The City Where 1 in 3 People Are Millionaires With No Income Taxes


Ryan Velez

In the U.S., roughly one in every 20 Americans is a millionaire, though this tends to be concentrated in certain areas, so don’t be surprised if that doesn’t include anyone you know. However, no rich enclave in this country could compare to Monaco, a French principality. According to Celebrity Net Worth, one out of every three people here can call themselves millionaires.

Monaco is located in the south of France near the Italian border. It has long been a popular banking destination as well as a tax haven due to the fact that the principality has no income tax. Monaco is also well known for its casinos and luxurious homes.

To put things in perspective, there are approximately 39,000 residents in Monaco and 686 command a massive net-worth. Many of them have a second home in the principality.

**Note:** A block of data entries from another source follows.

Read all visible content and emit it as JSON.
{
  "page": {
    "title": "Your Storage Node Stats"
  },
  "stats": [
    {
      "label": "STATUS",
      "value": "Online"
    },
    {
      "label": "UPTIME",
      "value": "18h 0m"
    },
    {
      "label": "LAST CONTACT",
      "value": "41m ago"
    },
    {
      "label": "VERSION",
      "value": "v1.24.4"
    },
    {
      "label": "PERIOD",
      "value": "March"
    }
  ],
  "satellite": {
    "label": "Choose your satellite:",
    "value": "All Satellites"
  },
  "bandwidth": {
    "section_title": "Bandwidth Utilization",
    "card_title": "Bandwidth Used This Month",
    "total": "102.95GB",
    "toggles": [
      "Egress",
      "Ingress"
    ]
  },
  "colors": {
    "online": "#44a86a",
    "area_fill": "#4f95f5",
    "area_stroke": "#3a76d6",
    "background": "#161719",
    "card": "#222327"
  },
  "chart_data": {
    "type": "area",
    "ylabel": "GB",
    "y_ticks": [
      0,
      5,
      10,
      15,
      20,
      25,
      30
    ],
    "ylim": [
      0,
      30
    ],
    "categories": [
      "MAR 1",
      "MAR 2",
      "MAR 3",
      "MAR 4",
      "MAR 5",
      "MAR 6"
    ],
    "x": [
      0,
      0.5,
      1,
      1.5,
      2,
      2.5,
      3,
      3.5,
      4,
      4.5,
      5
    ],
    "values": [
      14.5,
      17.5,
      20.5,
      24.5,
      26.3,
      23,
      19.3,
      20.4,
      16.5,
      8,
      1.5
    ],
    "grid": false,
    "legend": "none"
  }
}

Among full-time residents, 100 people in Monaco have a net worth of $30 million or more. On top of this, Monaco is also one of the safest places in the world to live. It has the largest police force relative to its population and also has a 24-hour video surveillance system that monitors the entire principality.

In second place is another tax haven and banking destination, Switzerland’s Geneva. The Swiss city has one ultra-high net worth person for every 221 people. However, in terms of countries, the U.S. wins out, with three California cities and one New York city in the top 10 of cities with people with an ultra-high net worth. Here’s the full top 10 from WealthX.

#10. Los Angeles – 1 in 1,622

#9. New York City – 1 in 1,392

#8. London – 1 in 1,388

#7. Hong Kong – 1 in 918

#6. Zurich – 1 in 783

#5. San Francisco – 1 in 737

#4. San Jose – 1 in 716

#3. Singapore – 1 in 707

#2. Geneva – 1 in 221

#1. Monaco – 1 in 56

It’s important to note that net worth in this case is combining your assets with your debts. This means that you’re not likely to see many Black people on this list of people with high net worth. While they may have high income, there are many barriers to attaining traditional assets, as well as vulnerability to debt among this group.